Environmental Impacts.  While a variety of environmental impacts are possible, storm-water run-off is one of the most pressing.  Water quality and creek ecology are dramatically affected when trees are removed and those same areas paved over as part of new developments.  With the percentage of paved areas increasing over the years, storm water is less able to be absorbed into the remaining ground to replenish groundwater supplies.  As a result, urban creeks can become raging torrents of water which both cause erosion and carry sediment into water bodies, compromising both water quality and stream habitat.

“Quality Growth” occurs when the Town pays close attention to storm-water impacts during the concept plan stage before proceeding with a development that could result in unforeseen downstream impacts.  Town storm-water ordinances and Jordan Lake rules must be applied to all new development to avoid costly mistakes.  Greater densities in development pose particular challenges as a certain amount of unpaved land area is needed for storm-water control.  The most aggressive controls should be employed when multiple commercial and apartment development are being considered because of the large number of impervious surfaces they typically employ.  Additionally, a proper storm-water impact study should consider how storm-water is redirected through existing neighborhoods as new developments are introduced into the area.  The cost to mitigate unintended storm-water run-off needs to be included as a cost of implementing the proposed development.


In conclusion, the above five considerations illustrate how we are dedicated to the “Quality Growth” for our area and our Town.  Our interests are long-term; we have purchased homes with the desire to stay here for an extended period of time.  However, we do worry about the short-term perspective so many – but not all — potential developers seem to hold and the reluctance of some developers to engage area residents in helping them plan the use of their property so that the result is both profitable to them and appropriate to the Central West area.  We are ready to engage.

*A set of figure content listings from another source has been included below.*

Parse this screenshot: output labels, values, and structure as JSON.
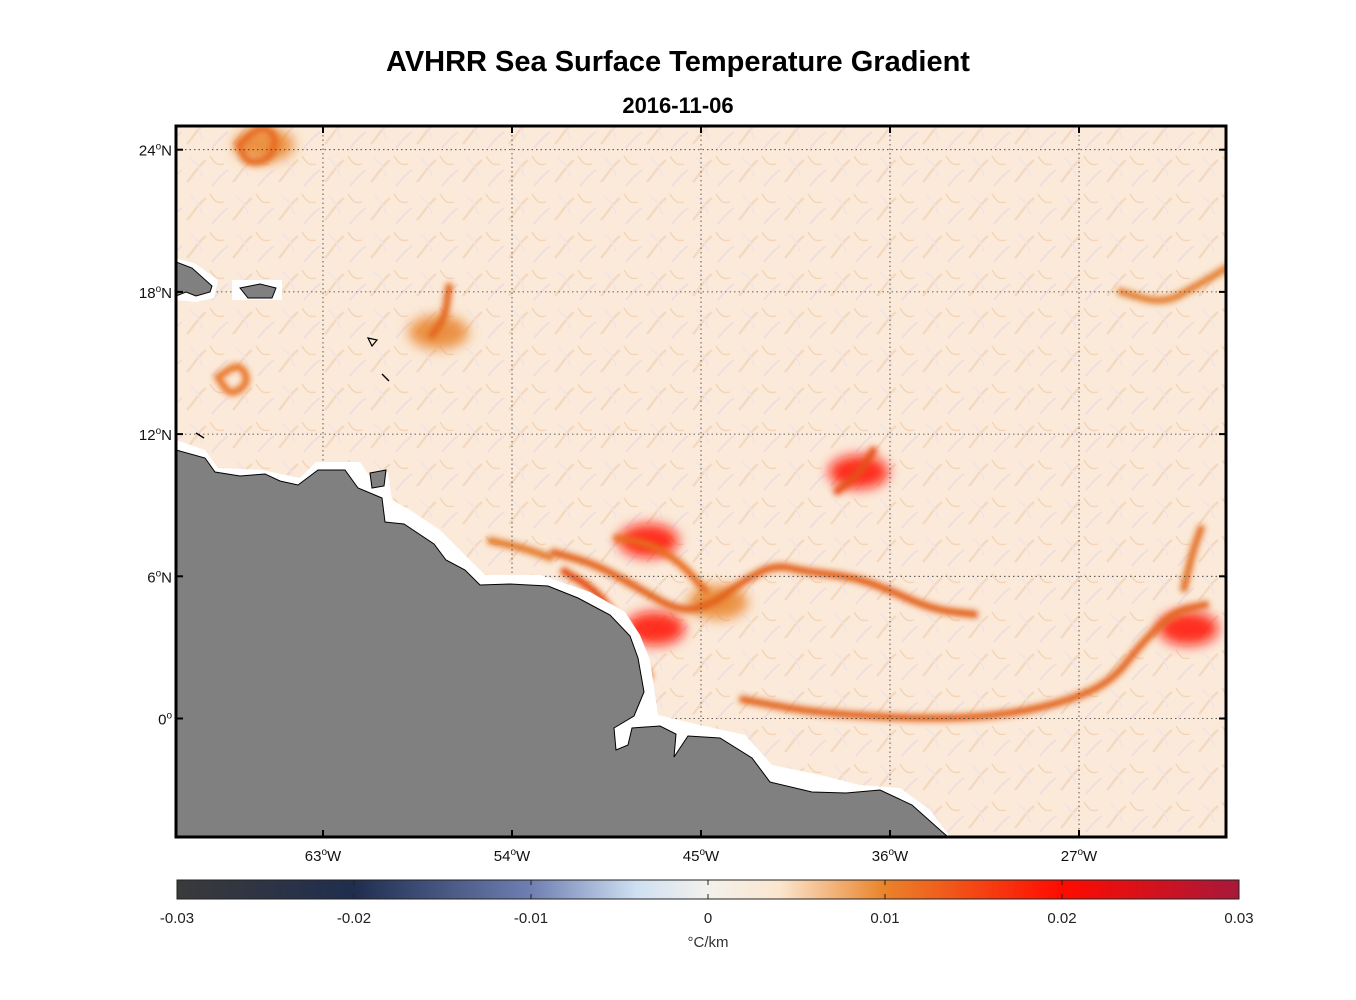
{
  "title": "AVHRR Sea Surface Temperature Gradient",
  "subtitle": "2016-11-06",
  "map": {
    "lon_range": [
      -70,
      -20
    ],
    "lat_range": [
      -5,
      25
    ],
    "lon_ticks": [
      {
        "value": -63,
        "label": "63",
        "suffix": "W"
      },
      {
        "value": -54,
        "label": "54",
        "suffix": "W"
      },
      {
        "value": -45,
        "label": "45",
        "suffix": "W"
      },
      {
        "value": -36,
        "label": "36",
        "suffix": "W"
      },
      {
        "value": -27,
        "label": "27",
        "suffix": "W"
      }
    ],
    "lat_ticks": [
      {
        "value": 24,
        "label": "24",
        "suffix": "N"
      },
      {
        "value": 18,
        "label": "18",
        "suffix": "N"
      },
      {
        "value": 12,
        "label": "12",
        "suffix": "N"
      },
      {
        "value": 6,
        "label": "6",
        "suffix": "N"
      },
      {
        "value": 0,
        "label": "0",
        "suffix": ""
      }
    ],
    "land_color": "#808080",
    "ocean_base_color": "#fbeadb",
    "gradient_fronts": [
      {
        "name": "north-brazil-current-front",
        "color": "#e2601a",
        "points": [
          [
            -52,
            7
          ],
          [
            -50,
            6.5
          ],
          [
            -48,
            5.5
          ],
          [
            -46,
            4.5
          ],
          [
            -44.5,
            4.8
          ],
          [
            -43,
            5.8
          ],
          [
            -41.5,
            6.5
          ],
          [
            -40,
            6.2
          ],
          [
            -38,
            6
          ],
          [
            -36.5,
            5.6
          ],
          [
            -34,
            4.6
          ],
          [
            -32,
            4.4
          ]
        ]
      },
      {
        "name": "coastal-front",
        "color": "#e24a12",
        "points": [
          [
            -51.5,
            6.2
          ],
          [
            -50,
            5.4
          ],
          [
            -49,
            4.2
          ],
          [
            -48.5,
            3.2
          ],
          [
            -47.5,
            1.8
          ]
        ]
      },
      {
        "name": "retroflection-loop",
        "color": "#e86a1e",
        "points": [
          [
            -49,
            7.6
          ],
          [
            -47.5,
            7.4
          ],
          [
            -46,
            6.6
          ],
          [
            -44.8,
            5.4
          ]
        ]
      },
      {
        "name": "equatorial-front",
        "color": "#e2661c",
        "points": [
          [
            -43,
            0.8
          ],
          [
            -40,
            0.3
          ],
          [
            -37,
            0.1
          ],
          [
            -34,
            0
          ],
          [
            -31,
            0.1
          ],
          [
            -28,
            0.6
          ],
          [
            -25.5,
            1.5
          ],
          [
            -24,
            3.2
          ],
          [
            -22.5,
            4.5
          ],
          [
            -21,
            4.8
          ]
        ]
      },
      {
        "name": "guiana-shelf-front",
        "color": "#e27a2a",
        "points": [
          [
            -55,
            7.5
          ],
          [
            -53.5,
            7.2
          ],
          [
            -52.2,
            6.8
          ]
        ]
      },
      {
        "name": "eddy-front-east",
        "color": "#e5511a",
        "points": [
          [
            -38.5,
            9.6
          ],
          [
            -37.5,
            10.3
          ],
          [
            -36.8,
            11.3
          ]
        ]
      },
      {
        "name": "eddy-front-west",
        "color": "#e3671e",
        "points": [
          [
            -57.8,
            16.2
          ],
          [
            -57.2,
            16.9
          ],
          [
            -57,
            18.2
          ]
        ]
      },
      {
        "name": "eddy-ring-north",
        "color": "#e76b22",
        "points": [
          [
            -67,
            24.2
          ],
          [
            -66,
            25
          ],
          [
            -65.2,
            24.6
          ],
          [
            -65.5,
            23.6
          ],
          [
            -66.6,
            23.4
          ],
          [
            -67,
            24.2
          ]
        ]
      },
      {
        "name": "eddy-ring-caribbean",
        "color": "#e9782c",
        "points": [
          [
            -68,
            14.4
          ],
          [
            -67,
            15
          ],
          [
            -66.5,
            14.2
          ],
          [
            -67.4,
            13.6
          ],
          [
            -68,
            14.4
          ]
        ]
      },
      {
        "name": "eastern-front-north",
        "color": "#e48134",
        "points": [
          [
            -25,
            18
          ],
          [
            -23,
            17.5
          ],
          [
            -21.5,
            18.2
          ],
          [
            -20,
            19
          ]
        ]
      },
      {
        "name": "eastern-front-mid",
        "color": "#e3722a",
        "points": [
          [
            -22,
            5.5
          ],
          [
            -21.6,
            7
          ],
          [
            -21.2,
            8
          ]
        ]
      }
    ],
    "front_patches": [
      {
        "name": "patch-retroflection",
        "lon": -47.5,
        "lat": 7.5,
        "value": 0.022
      },
      {
        "name": "patch-eddy-east",
        "lon": -37.5,
        "lat": 10.4,
        "value": 0.021
      },
      {
        "name": "patch-eddy-west",
        "lon": -57.5,
        "lat": 16.3,
        "value": 0.018
      },
      {
        "name": "patch-amazon-mouth",
        "lon": -47.2,
        "lat": 3.8,
        "value": 0.02
      },
      {
        "name": "patch-eastern",
        "lon": -21.8,
        "lat": 3.8,
        "value": 0.02
      },
      {
        "name": "patch-north-ring",
        "lon": -65.8,
        "lat": 24.2,
        "value": 0.017
      },
      {
        "name": "patch-front-center",
        "lon": -44.2,
        "lat": 4.9,
        "value": 0.018
      }
    ]
  },
  "colorbar": {
    "min": -0.03,
    "max": 0.03,
    "tick_labels": [
      "-0.03",
      "-0.02",
      "-0.01",
      "0",
      "0.01",
      "0.02",
      "0.03"
    ],
    "tick_values": [
      -0.03,
      -0.02,
      -0.01,
      0,
      0.01,
      0.02,
      0.03
    ],
    "units_label": "°C/km",
    "color_stops": [
      {
        "value": -0.03,
        "color": "#3a3a3a"
      },
      {
        "value": -0.02,
        "color": "#1f2e4f"
      },
      {
        "value": -0.01,
        "color": "#6f7fb2"
      },
      {
        "value": -0.004,
        "color": "#cfe0f2"
      },
      {
        "value": 0,
        "color": "#f3f1ec"
      },
      {
        "value": 0.004,
        "color": "#fbe6cf"
      },
      {
        "value": 0.01,
        "color": "#e9832a"
      },
      {
        "value": 0.02,
        "color": "#ff0b00"
      },
      {
        "value": 0.03,
        "color": "#a8183a"
      }
    ]
  }
}
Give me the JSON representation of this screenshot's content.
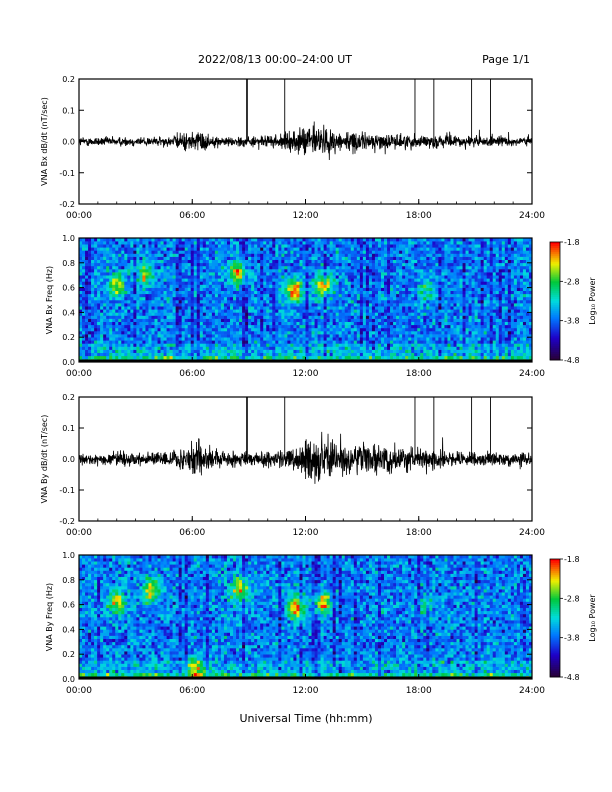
{
  "header": {
    "title": "2022/08/13  00:00–24:00 UT",
    "page": "Page 1/1"
  },
  "footer": {
    "xlabel": "Universal Time (hh:mm)"
  },
  "x_ticks": [
    "00:00",
    "06:00",
    "12:00",
    "18:00",
    "24:00"
  ],
  "chart_data": [
    {
      "type": "line",
      "ylabel": "VNA Bx dB/dt (nT/sec)",
      "xlim": [
        0,
        24
      ],
      "ylim": [
        -0.2,
        0.2
      ],
      "y_ticks": [
        "0.2",
        "0.1",
        "0.0",
        "-0.1",
        "-0.2"
      ],
      "spike_hours": [
        8.9,
        10.9,
        17.8,
        18.8,
        20.8,
        21.8
      ],
      "envelope": [
        {
          "t": 0,
          "amp": 0.012
        },
        {
          "t": 4.9,
          "amp": 0.012
        },
        {
          "t": 5.2,
          "amp": 0.02
        },
        {
          "t": 6.6,
          "amp": 0.03
        },
        {
          "t": 7.0,
          "amp": 0.012
        },
        {
          "t": 10.0,
          "amp": 0.014
        },
        {
          "t": 11.4,
          "amp": 0.025
        },
        {
          "t": 12.4,
          "amp": 0.05
        },
        {
          "t": 13.4,
          "amp": 0.03
        },
        {
          "t": 16.0,
          "amp": 0.02
        },
        {
          "t": 20.0,
          "amp": 0.015
        },
        {
          "t": 24.0,
          "amp": 0.012
        }
      ]
    },
    {
      "type": "heatmap",
      "ylabel": "VNA Bx Freq (Hz)",
      "xlim": [
        0,
        24
      ],
      "ylim": [
        0,
        1.0
      ],
      "y_ticks": [
        "1.0",
        "0.8",
        "0.6",
        "0.4",
        "0.2",
        "0.0"
      ],
      "colorbar": {
        "label": "Log₁₀ Power",
        "ticks": [
          "-1.8",
          "-2.8",
          "-3.8",
          "-4.8"
        ],
        "range": [
          -4.8,
          -1.8
        ]
      },
      "features": [
        {
          "t": 2.0,
          "f": 0.62,
          "level": 0.75
        },
        {
          "t": 3.5,
          "f": 0.7,
          "level": 0.75
        },
        {
          "t": 8.4,
          "f": 0.72,
          "level": 0.8
        },
        {
          "t": 11.4,
          "f": 0.58,
          "level": 0.85
        },
        {
          "t": 12.9,
          "f": 0.62,
          "level": 0.85
        },
        {
          "t": 18.4,
          "f": 0.58,
          "level": 0.5
        }
      ]
    },
    {
      "type": "line",
      "ylabel": "VNA By dB/dt (nT/sec)",
      "xlim": [
        0,
        24
      ],
      "ylim": [
        -0.2,
        0.2
      ],
      "y_ticks": [
        "0.2",
        "0.1",
        "0.0",
        "-0.1",
        "-0.2"
      ],
      "spike_hours": [
        8.9,
        10.9,
        17.8,
        18.8,
        20.8,
        21.8
      ],
      "envelope": [
        {
          "t": 0,
          "amp": 0.015
        },
        {
          "t": 5.0,
          "amp": 0.02
        },
        {
          "t": 6.4,
          "amp": 0.06
        },
        {
          "t": 7.2,
          "amp": 0.02
        },
        {
          "t": 10.0,
          "amp": 0.02
        },
        {
          "t": 11.6,
          "amp": 0.03
        },
        {
          "t": 12.4,
          "amp": 0.07
        },
        {
          "t": 13.5,
          "amp": 0.04
        },
        {
          "t": 16.0,
          "amp": 0.035
        },
        {
          "t": 20.0,
          "amp": 0.02
        },
        {
          "t": 24.0,
          "amp": 0.015
        }
      ]
    },
    {
      "type": "heatmap",
      "ylabel": "VNA By Freq (Hz)",
      "xlim": [
        0,
        24
      ],
      "ylim": [
        0,
        1.0
      ],
      "y_ticks": [
        "1.0",
        "0.8",
        "0.6",
        "0.4",
        "0.2",
        "0.0"
      ],
      "colorbar": {
        "label": "Log₁₀ Power",
        "ticks": [
          "-1.8",
          "-2.8",
          "-3.8",
          "-4.8"
        ],
        "range": [
          -4.8,
          -1.8
        ]
      },
      "features": [
        {
          "t": 2.0,
          "f": 0.62,
          "level": 0.75
        },
        {
          "t": 3.8,
          "f": 0.72,
          "level": 0.75
        },
        {
          "t": 8.5,
          "f": 0.72,
          "level": 0.8
        },
        {
          "t": 11.5,
          "f": 0.58,
          "level": 0.85
        },
        {
          "t": 12.9,
          "f": 0.62,
          "level": 0.85
        },
        {
          "t": 18.4,
          "f": 0.58,
          "level": 0.5
        },
        {
          "t": 6.2,
          "f": 0.08,
          "level": 0.7
        }
      ]
    }
  ]
}
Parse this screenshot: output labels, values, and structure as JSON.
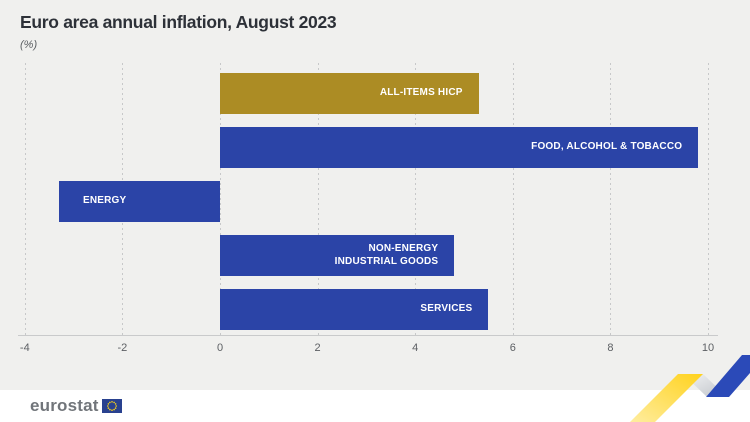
{
  "header": {
    "title": "Euro area annual inflation, August 2023",
    "subtitle": "(%)"
  },
  "chart_data": {
    "type": "bar",
    "orientation": "horizontal",
    "title": "Euro area annual inflation, August 2023",
    "unit_label": "(%)",
    "categories": [
      "ALL-ITEMS HICP",
      "FOOD, ALCOHOL & TOBACCO",
      "ENERGY",
      "NON-ENERGY\nINDUSTRIAL GOODS",
      "SERVICES"
    ],
    "values": [
      5.3,
      9.8,
      -3.3,
      4.8,
      5.5
    ],
    "bar_colors": [
      "#ac8c24",
      "#2b44a7",
      "#2b44a7",
      "#2b44a7",
      "#2b44a7"
    ],
    "xlim": [
      -4,
      10
    ],
    "xticks": [
      -4,
      -2,
      0,
      2,
      4,
      6,
      8,
      10
    ],
    "grid": "vertical-dashed",
    "legend": "none",
    "label_position": "inside-end"
  },
  "footer": {
    "brand": "eurostat"
  },
  "colors": {
    "background": "#f0f0ee",
    "footer_background": "#ffffff",
    "bar_gold": "#ac8c24",
    "bar_blue": "#2b44a7",
    "title_text": "#2d3138",
    "axis_text": "#5c5f63",
    "decoration_yellow": "#ffd21c",
    "decoration_blue": "#2b4ab8",
    "eu_flag_blue": "#29418f",
    "eu_star_yellow": "#ffd617"
  }
}
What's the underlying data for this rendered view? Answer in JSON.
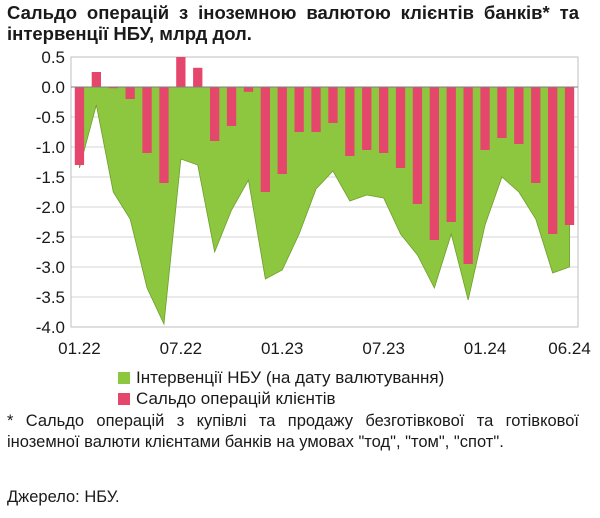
{
  "title": "Сальдо операцій з іноземною валютою клієнтів банків* та інтервенції НБУ, млрд дол.",
  "chart_data": {
    "type": "bar",
    "y_ticks": [
      "0.5",
      "0.0",
      "-0.5",
      "-1.0",
      "-1.5",
      "-2.0",
      "-2.5",
      "-3.0",
      "-3.5",
      "-4.0"
    ],
    "ylim": [
      -4.0,
      0.5
    ],
    "x_tick_labels": [
      {
        "index": 0,
        "label": "01.22"
      },
      {
        "index": 6,
        "label": "07.22"
      },
      {
        "index": 12,
        "label": "01.23"
      },
      {
        "index": 18,
        "label": "07.23"
      },
      {
        "index": 24,
        "label": "01.24"
      },
      {
        "index": 29,
        "label": "06.24"
      }
    ],
    "grid": true,
    "legend_position": "bottom",
    "series": [
      {
        "name": "Інтервенції НБУ (на дату валютування)",
        "type": "area",
        "color": "#8dc63f",
        "values": [
          -1.35,
          -0.3,
          -1.75,
          -2.2,
          -3.35,
          -3.95,
          -1.2,
          -1.3,
          -2.75,
          -2.05,
          -1.55,
          -3.2,
          -3.05,
          -2.45,
          -1.7,
          -1.4,
          -1.9,
          -1.8,
          -1.85,
          -2.45,
          -2.8,
          -3.35,
          -2.45,
          -3.55,
          -2.3,
          -1.5,
          -1.75,
          -2.2,
          -3.1,
          -3.0
        ]
      },
      {
        "name": "Сальдо операцій клієнтів",
        "type": "bar",
        "color": "#e5466c",
        "values": [
          -1.3,
          0.25,
          -0.02,
          -0.2,
          -1.1,
          -1.6,
          0.5,
          0.32,
          -0.9,
          -0.65,
          -0.08,
          -1.75,
          -1.45,
          -0.75,
          -0.75,
          -0.6,
          -1.15,
          -1.05,
          -1.1,
          -1.35,
          -1.95,
          -2.55,
          -2.25,
          -2.95,
          -1.05,
          -0.85,
          -0.95,
          -1.6,
          -2.45,
          -2.3
        ]
      }
    ]
  },
  "footnote": "* Сальдо операцій з купівлі та продажу безготівкової та готівкової іноземної валюти клієнтами банків на умовах \"тод\", \"том\", \"спот\".",
  "source": "Джерело: НБУ."
}
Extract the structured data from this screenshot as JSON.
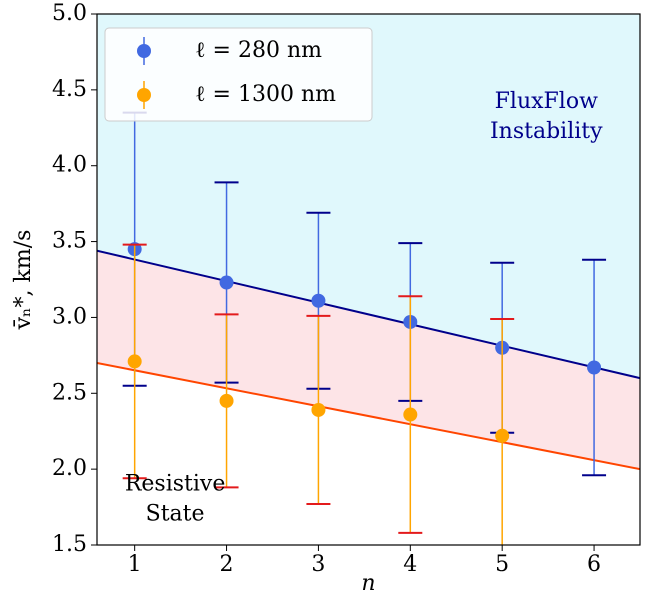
{
  "chart_data": {
    "type": "errorbar",
    "xlabel": "n",
    "ylabel": "v̄ₙ*, km/s",
    "xlim": [
      0.59,
      6.5
    ],
    "ylim": [
      1.5,
      5.0
    ],
    "xticks": [
      1,
      2,
      3,
      4,
      5,
      6
    ],
    "yticks": [
      1.5,
      {
        "value": 2,
        "label": "2.0"
      },
      2.5,
      {
        "value": 3,
        "label": "3.0"
      },
      3.5,
      {
        "value": 4,
        "label": "4.0"
      },
      4.5,
      {
        "value": 5,
        "label": "5.0"
      }
    ],
    "series": [
      {
        "name": "ℓ = 280 nm",
        "color": "#4169e1",
        "cap_color": "#00008b",
        "x": [
          1,
          2,
          3,
          4,
          5,
          6
        ],
        "values": [
          3.45,
          3.23,
          3.11,
          2.97,
          2.8,
          2.67
        ],
        "errors": [
          0.9,
          0.66,
          0.58,
          0.52,
          0.56,
          0.71
        ]
      },
      {
        "name": "ℓ = 1300 nm",
        "color": "#ffa500",
        "cap_color": "#e31a1c",
        "x": [
          1,
          2,
          3,
          4,
          5
        ],
        "values": [
          2.71,
          2.45,
          2.39,
          2.36,
          2.22
        ],
        "errors": [
          0.77,
          0.57,
          0.62,
          0.78,
          0.77
        ]
      }
    ],
    "fit_lines": [
      {
        "color": "#00008b",
        "x": [
          0.59,
          6.5
        ],
        "values": [
          3.44,
          2.6
        ]
      },
      {
        "color": "#ff4500",
        "x": [
          0.59,
          6.5
        ],
        "values": [
          2.7,
          2.0
        ]
      }
    ],
    "region_colors": [
      "#e0f8fc",
      "#fde4e7"
    ],
    "annotations": [
      {
        "lines": [
          "FluxFlow",
          "Instability"
        ],
        "color": "#00008b",
        "x": 5.48,
        "y": 4.42
      },
      {
        "lines": [
          "Resistive",
          "State"
        ],
        "color": "#000000",
        "x": 1.44,
        "y": 1.9
      }
    ],
    "legend": "upper left"
  }
}
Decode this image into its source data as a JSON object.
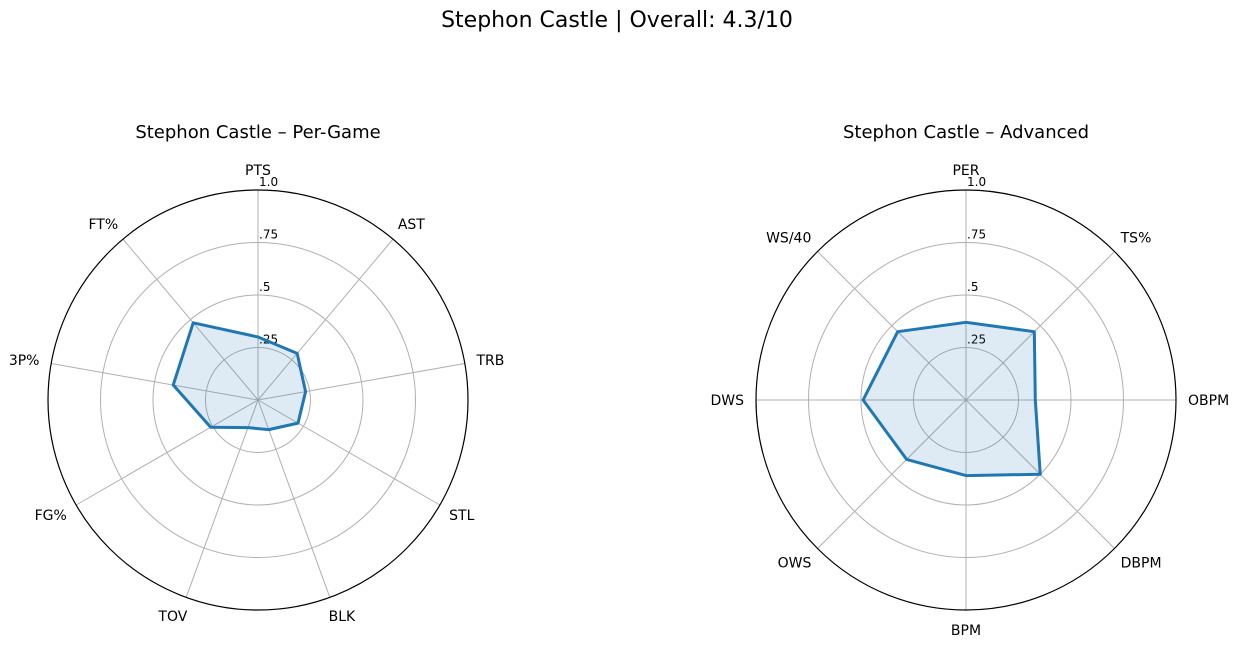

So with this perspective, we look forward to participating in the impending study to produce the Central West Small Area Plan.  We invite any resident – homeowner or renter – to join us to work within the framework of the five considerations which support our vision of “Quality Growth.”  Making these considerations central to the Town’s small area planning may increase the effort a potential developer needs to gain approval for a proposed development, but in the long run following these principles will help ensure  that “Quality Growth” is achieved and reflected in the neighborhoods and that the Town can augment its tax base.